“It is in my blood,” said the baron, with a shrug of helplessness. “My great-grandfather placed the first Ghita on the throne and established the kingdom; my grandfather enlarged it; my father consolidated it. It was left for me to see it fall to pieces, in company with so many others. I cannot go away and leave it; something inside me, something stronger than myself, compels me to labour, to expend myself, to set it up again. It is a duty I cannot escape.”
“A curse, rather!” corrected the countess.
“Perhaps so. Yes, perhaps it is a curse. Yet I have had my moments,” and he fell silent, smiling at recollection of some of them.
The attendants saluted respectfully as they passed through the doors and down the steps, out into the night. To the right, Ciro’s great electric sign flamed high against the sky, dimming the stars. The countess glanced at it with a shiver of repulsion at thought of the crowded restaurant.
“Let us not go to Ciro’s,” she said, impulsively. “I prefer the terrace.”

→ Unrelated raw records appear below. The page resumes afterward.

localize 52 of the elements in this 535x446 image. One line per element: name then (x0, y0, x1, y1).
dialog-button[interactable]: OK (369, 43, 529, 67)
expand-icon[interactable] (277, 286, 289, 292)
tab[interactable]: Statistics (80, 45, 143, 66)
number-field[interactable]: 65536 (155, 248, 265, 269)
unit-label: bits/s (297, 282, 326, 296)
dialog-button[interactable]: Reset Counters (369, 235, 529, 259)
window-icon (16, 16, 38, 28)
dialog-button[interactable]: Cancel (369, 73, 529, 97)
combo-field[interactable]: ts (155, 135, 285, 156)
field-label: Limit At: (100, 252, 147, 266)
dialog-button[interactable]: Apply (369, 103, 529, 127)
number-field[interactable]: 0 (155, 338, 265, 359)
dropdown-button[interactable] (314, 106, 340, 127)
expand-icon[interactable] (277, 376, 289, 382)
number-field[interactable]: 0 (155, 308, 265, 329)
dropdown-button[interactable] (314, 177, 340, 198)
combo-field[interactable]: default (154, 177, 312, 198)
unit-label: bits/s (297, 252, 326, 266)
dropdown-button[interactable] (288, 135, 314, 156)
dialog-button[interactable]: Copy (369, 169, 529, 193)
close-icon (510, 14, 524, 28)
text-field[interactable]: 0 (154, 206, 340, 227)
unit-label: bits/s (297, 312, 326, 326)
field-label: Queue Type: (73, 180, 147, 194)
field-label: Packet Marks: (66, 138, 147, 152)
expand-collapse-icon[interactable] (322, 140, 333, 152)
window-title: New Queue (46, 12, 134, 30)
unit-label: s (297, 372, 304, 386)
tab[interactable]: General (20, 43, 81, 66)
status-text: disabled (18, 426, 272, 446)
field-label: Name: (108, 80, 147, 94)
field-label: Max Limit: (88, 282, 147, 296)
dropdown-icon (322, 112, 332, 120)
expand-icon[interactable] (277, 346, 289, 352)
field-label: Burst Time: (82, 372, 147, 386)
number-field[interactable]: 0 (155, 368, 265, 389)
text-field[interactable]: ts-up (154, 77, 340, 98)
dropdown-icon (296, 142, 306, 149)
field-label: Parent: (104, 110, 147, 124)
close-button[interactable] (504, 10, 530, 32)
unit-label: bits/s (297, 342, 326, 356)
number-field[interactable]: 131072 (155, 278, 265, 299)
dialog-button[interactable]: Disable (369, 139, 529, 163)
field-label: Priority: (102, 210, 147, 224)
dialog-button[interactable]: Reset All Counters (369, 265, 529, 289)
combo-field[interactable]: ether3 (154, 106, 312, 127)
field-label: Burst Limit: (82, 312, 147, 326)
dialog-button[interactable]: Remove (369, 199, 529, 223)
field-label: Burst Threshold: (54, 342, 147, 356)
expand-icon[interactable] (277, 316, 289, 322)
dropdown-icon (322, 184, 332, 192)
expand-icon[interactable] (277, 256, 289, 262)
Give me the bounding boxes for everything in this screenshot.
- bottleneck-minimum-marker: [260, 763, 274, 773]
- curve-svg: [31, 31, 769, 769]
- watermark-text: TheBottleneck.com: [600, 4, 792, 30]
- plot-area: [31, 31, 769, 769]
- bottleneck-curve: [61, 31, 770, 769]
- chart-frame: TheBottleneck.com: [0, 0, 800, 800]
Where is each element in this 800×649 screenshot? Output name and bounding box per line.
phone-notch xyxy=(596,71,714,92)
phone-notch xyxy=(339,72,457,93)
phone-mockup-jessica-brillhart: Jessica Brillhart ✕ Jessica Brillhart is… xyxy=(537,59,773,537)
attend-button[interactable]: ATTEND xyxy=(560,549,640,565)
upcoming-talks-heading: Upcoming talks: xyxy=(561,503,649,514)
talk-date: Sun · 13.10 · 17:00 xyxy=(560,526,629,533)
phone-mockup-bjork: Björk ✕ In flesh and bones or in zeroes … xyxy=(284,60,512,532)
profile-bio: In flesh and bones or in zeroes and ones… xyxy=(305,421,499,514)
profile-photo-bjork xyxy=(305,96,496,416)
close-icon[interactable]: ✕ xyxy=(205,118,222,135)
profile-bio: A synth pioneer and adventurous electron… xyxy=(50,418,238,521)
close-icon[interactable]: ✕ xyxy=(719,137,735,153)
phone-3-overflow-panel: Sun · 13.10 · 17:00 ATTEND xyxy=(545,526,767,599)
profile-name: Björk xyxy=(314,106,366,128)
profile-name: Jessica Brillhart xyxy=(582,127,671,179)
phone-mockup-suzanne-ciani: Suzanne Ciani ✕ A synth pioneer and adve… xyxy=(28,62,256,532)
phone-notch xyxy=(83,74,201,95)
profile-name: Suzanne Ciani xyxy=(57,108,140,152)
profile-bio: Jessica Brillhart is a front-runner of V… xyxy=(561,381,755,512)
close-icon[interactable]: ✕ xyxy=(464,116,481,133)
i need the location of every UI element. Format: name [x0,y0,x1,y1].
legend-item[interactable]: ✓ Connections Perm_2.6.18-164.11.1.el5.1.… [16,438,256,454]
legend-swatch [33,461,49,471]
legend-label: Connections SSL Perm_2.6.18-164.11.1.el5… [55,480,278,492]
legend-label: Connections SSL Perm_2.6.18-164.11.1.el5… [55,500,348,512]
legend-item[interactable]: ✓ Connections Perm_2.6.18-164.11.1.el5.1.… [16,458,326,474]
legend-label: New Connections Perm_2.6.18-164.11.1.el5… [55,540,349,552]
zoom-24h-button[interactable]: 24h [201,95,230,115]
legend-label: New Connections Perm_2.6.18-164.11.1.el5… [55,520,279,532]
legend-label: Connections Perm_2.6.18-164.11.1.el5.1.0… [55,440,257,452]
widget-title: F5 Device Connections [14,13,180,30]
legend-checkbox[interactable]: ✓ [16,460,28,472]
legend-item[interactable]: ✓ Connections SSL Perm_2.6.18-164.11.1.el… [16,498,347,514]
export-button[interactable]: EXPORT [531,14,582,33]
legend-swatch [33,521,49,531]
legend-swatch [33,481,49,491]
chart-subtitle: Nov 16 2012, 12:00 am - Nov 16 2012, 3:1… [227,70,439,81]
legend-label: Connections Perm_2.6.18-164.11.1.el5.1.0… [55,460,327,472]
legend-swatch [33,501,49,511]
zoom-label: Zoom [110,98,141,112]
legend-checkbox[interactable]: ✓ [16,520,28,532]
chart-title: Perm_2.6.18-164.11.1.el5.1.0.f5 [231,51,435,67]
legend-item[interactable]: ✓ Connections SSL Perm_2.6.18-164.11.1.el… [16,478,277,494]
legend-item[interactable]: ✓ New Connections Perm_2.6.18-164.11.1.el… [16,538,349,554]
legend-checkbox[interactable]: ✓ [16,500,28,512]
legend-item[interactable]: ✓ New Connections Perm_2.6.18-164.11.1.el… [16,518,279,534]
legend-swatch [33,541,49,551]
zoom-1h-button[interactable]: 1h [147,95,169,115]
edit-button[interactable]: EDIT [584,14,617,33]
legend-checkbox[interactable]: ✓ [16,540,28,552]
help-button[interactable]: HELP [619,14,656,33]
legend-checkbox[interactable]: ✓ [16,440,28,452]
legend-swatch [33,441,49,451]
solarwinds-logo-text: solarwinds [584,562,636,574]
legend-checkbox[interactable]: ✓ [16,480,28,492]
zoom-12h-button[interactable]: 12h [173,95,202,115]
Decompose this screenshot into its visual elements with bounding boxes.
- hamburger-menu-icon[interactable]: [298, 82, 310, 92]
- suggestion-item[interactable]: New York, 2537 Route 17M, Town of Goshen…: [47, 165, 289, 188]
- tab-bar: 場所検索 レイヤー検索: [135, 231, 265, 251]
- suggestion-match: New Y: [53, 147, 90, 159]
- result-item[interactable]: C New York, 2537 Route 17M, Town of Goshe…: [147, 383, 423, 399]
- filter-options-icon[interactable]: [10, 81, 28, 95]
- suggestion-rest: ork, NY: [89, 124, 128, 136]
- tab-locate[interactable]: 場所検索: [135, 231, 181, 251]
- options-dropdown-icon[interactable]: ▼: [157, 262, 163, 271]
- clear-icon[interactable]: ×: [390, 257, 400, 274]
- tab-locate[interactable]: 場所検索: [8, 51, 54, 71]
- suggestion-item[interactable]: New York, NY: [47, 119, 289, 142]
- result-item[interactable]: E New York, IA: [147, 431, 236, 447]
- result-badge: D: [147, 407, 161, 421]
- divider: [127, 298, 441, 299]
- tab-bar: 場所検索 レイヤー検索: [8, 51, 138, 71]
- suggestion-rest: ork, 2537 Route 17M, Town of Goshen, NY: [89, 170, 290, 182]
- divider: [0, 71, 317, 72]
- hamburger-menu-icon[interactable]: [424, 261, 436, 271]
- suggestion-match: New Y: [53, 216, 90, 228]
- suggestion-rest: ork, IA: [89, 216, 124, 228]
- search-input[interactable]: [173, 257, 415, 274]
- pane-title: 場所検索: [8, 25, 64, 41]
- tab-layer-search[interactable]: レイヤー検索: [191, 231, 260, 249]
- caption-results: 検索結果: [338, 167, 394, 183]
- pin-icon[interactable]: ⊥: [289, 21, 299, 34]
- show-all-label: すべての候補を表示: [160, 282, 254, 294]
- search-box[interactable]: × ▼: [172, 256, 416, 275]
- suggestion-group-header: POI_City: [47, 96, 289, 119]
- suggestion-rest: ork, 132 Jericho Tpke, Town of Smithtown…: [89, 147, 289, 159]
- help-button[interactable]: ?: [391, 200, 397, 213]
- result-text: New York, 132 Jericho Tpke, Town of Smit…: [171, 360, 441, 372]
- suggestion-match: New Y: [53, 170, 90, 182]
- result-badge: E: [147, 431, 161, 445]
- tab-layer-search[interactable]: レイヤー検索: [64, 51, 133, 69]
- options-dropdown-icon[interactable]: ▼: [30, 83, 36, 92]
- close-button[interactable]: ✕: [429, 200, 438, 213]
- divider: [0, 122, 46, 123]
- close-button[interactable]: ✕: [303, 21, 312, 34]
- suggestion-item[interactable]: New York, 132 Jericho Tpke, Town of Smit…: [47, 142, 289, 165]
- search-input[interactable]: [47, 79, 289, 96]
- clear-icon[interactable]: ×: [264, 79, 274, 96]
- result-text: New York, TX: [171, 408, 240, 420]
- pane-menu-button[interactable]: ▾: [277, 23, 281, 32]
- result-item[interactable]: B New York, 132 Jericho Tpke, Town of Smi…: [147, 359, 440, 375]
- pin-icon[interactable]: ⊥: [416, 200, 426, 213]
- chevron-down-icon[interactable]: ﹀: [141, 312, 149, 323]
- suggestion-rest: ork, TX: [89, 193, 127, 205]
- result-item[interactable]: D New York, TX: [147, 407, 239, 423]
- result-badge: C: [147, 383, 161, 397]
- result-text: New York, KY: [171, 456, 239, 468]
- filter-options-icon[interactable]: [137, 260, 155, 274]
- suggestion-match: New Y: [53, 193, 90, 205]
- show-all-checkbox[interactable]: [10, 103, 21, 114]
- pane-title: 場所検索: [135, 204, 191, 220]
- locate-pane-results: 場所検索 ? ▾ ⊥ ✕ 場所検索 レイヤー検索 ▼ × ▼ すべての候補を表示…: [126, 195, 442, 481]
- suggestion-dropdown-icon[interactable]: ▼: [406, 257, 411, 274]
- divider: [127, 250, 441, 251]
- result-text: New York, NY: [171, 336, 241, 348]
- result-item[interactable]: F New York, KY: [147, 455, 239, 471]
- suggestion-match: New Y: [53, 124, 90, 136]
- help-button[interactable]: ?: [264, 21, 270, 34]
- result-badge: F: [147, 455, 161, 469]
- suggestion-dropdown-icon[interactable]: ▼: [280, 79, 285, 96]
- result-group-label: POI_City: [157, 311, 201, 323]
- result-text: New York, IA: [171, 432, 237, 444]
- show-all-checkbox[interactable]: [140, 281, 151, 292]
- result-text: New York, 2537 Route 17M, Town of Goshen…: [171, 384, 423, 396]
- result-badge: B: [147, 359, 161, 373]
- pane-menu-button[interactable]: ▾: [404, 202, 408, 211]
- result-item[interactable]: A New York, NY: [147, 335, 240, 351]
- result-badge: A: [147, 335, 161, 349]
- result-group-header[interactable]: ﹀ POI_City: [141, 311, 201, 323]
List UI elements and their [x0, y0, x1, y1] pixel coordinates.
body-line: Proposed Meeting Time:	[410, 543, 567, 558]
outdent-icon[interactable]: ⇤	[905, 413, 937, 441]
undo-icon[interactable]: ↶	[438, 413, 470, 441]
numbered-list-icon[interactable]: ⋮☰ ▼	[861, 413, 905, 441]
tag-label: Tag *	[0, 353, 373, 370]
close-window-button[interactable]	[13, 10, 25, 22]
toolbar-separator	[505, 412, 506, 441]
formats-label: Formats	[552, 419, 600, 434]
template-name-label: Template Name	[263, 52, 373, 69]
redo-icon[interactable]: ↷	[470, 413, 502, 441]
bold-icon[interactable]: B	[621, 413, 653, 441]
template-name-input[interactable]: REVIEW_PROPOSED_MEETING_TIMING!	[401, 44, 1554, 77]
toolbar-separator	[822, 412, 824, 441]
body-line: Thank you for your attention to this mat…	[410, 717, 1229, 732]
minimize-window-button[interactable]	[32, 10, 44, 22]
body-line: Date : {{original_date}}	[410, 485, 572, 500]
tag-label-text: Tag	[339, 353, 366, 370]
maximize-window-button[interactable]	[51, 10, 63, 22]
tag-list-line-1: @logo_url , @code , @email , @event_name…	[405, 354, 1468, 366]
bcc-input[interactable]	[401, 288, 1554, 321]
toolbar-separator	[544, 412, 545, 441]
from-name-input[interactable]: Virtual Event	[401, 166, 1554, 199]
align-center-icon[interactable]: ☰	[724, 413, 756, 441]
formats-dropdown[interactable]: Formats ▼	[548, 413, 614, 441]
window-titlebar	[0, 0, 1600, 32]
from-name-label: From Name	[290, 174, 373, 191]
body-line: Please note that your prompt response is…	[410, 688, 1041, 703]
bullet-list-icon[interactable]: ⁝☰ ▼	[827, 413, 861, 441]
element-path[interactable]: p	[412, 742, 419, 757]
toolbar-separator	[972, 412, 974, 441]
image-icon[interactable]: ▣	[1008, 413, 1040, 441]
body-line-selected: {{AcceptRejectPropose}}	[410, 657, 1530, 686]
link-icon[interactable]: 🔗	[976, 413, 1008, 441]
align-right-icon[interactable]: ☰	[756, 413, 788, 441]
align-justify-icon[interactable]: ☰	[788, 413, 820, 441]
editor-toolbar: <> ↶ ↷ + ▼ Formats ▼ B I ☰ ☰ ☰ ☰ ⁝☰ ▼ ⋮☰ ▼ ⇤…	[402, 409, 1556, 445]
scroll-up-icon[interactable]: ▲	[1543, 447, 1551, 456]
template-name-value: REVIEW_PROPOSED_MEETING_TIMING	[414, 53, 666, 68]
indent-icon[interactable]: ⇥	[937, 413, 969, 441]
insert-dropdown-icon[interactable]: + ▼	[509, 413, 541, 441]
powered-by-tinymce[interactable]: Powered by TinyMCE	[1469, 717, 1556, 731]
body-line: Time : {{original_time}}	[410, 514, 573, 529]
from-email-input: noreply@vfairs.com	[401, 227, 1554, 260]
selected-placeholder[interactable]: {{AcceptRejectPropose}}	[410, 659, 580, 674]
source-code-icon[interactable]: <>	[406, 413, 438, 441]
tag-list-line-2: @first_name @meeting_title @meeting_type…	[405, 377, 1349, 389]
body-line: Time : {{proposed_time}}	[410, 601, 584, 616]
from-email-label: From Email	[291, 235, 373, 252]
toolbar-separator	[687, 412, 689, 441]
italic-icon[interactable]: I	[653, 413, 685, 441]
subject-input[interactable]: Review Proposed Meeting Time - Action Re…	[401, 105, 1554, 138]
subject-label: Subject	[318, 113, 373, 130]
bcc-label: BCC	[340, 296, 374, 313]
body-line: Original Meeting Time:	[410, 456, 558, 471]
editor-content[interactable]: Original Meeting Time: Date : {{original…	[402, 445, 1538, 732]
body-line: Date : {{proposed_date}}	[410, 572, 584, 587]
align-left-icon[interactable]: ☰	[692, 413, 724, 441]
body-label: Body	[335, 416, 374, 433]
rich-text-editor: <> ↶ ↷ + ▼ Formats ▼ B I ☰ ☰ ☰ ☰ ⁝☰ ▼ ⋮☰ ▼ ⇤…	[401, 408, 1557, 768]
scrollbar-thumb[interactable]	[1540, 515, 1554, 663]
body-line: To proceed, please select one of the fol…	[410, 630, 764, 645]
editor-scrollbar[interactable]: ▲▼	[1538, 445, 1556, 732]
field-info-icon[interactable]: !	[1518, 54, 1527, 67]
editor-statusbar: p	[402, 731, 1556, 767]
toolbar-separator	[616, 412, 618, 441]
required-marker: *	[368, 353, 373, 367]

“Certainly,” assented the baron. “We shall be taken for lovers. If I were ten years younger....”
“Do not be silly.”
“You will be warm enough?”
“Oh, yes,” she said, and together they turned to the left, around the end of the building, and down the steps to the terrace which overlooks the sea. They found a seat just back of the balustrade, and sat for a moment without speaking, looking out into the night, warm, jewelled, scented like a woman.
To the right glowed the green and red beacons marking the harbour entrance, and above them a string of lights mounted along the road to the summit of the rock where the Prince of Monaco has his palace and his great museum. In front of them stretched the Mediterranean, faintly phosphorescent, breaking into white here and there, and lapping rhythmically against the rocky beach. To the left, another row of lights marked the road along the shore, stretching far out into the water along the western edge of Cap Martin.